Entry 196

In Entry 194

$$2^{-1/4}G_{47} = x,\quad \text{where}\; x^5 - x^3 - 2x^2 - 2x - 1 = 0$$Ramanujan asked for the radical solution of this quintic. We give our version which partly uses the golden ratio \(\phi\)

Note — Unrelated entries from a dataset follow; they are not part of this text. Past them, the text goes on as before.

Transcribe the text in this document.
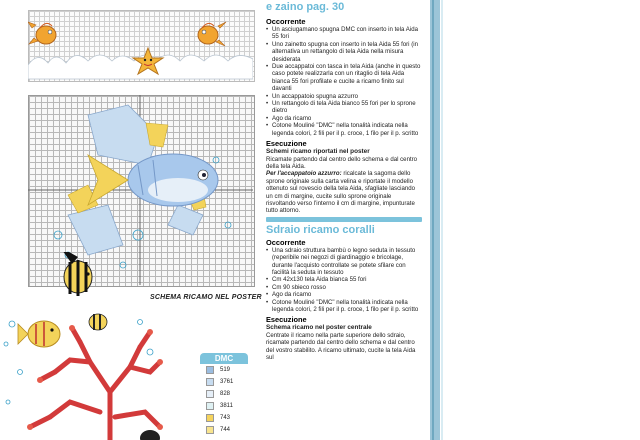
SCHEMA RICAMO NEL POSTER
DMC
519
3761
828
3811
743
744
e zaino pag. 30
Occorrente
• Un asciugamano spugna DMC con inserto in tela Aida 55 fori
• Uno zainetto spugna con inserto in tela Aida 55 fori (in alternativa un rettangolo di tela Aida nella misura desiderata
• Due accappatoi con tasca in tela Aida (anche in questo caso potete realizzarla con un ritaglio di tela Aida bianca 55 fori profilate e cucite a ricamo finito sul davanti
• Un accappatoio spugna azzurro
• Un rettangolo di tela Aida bianco 55 fori per lo sprone dietro
• Ago da ricamo
• Cotone Mouliné "DMC" nella tonalità indicata nella legenda colori, 2 fili per il p. croce, 1 filo per il p. scritto
Esecuzione

Schemi ricamo riportati nel poster

Ricamate partendo dal centro dello schema e dal centro della tela Aida.

Per l'accappatoio azzurro: ricalcate la sagoma dello sprone originale sulla carta velina e riportate il modello ottenuto sul rovescio della tela Aida, sfagliate lasciando un cm di margine, cucite sullo sprone originale risvoltando verso l'interno il cm di margine, impunturate tutto attorno.

Sdraio ricamo coralli
Occorrente
• Una sdraio struttura bambù o legno seduta in tessuto (reperibile nei negozi di giardinaggio e bricolage, durante l'acquisto controllate se potete sfilare con facilità la seduta in tessuto
• Cm 42x130 tela Aida bianca 55 fori
• Cm 90 sbieco rosso
• Ago da ricamo
• Cotone Mouliné "DMC" nella tonalità indicata nella legenda colori, 2 fili per il p. croce, 1 filo per il p. scritto
Esecuzione

Schema ricamo nel poster centrale

Centrate il ricamo nella parte superiore dello sdraio, ricamate partendo dal centro dello schema e dal centro del vostro stabilito. A ricamo ultimato, cucite la tela Aida sul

$$\begin{align}y_1 &= \frac{1}{2\phi}\left(13+\frac{\sqrt{47(2+89\sqrt5)}}{5^{5/4}}\right)\\ y_2 &= \frac{1}{2\phi}\left(13-\frac{\sqrt{47(2+89\sqrt5)}}{5^{5/4}}\right)\\ y_3 &= \frac{\phi}{2}\left(13+\frac{\sqrt{47(-2+89\sqrt5)}}{5^{5/4}}\right)\\ y_4 &= \frac{\phi}{2}\left(13-\frac{\sqrt{47(-2+89\sqrt5)}}{5^{5/4}}\right) \end{align}$$

then the real root of quintic is

$$x = \frac{y_1^{1/5}+y_2^{1/5}+y_3^{1/5}+y_4^{1/5}}{\sqrt5} = 1.73469134\dots$$

In fact, the \(y_n\) are the four roots of the quartic

$$3125y^4 - 40625y^3 - 521250y^2 + 55250y - 1= 0$$

where the leading term is a \(5\)th power \(3125 = 5^5\).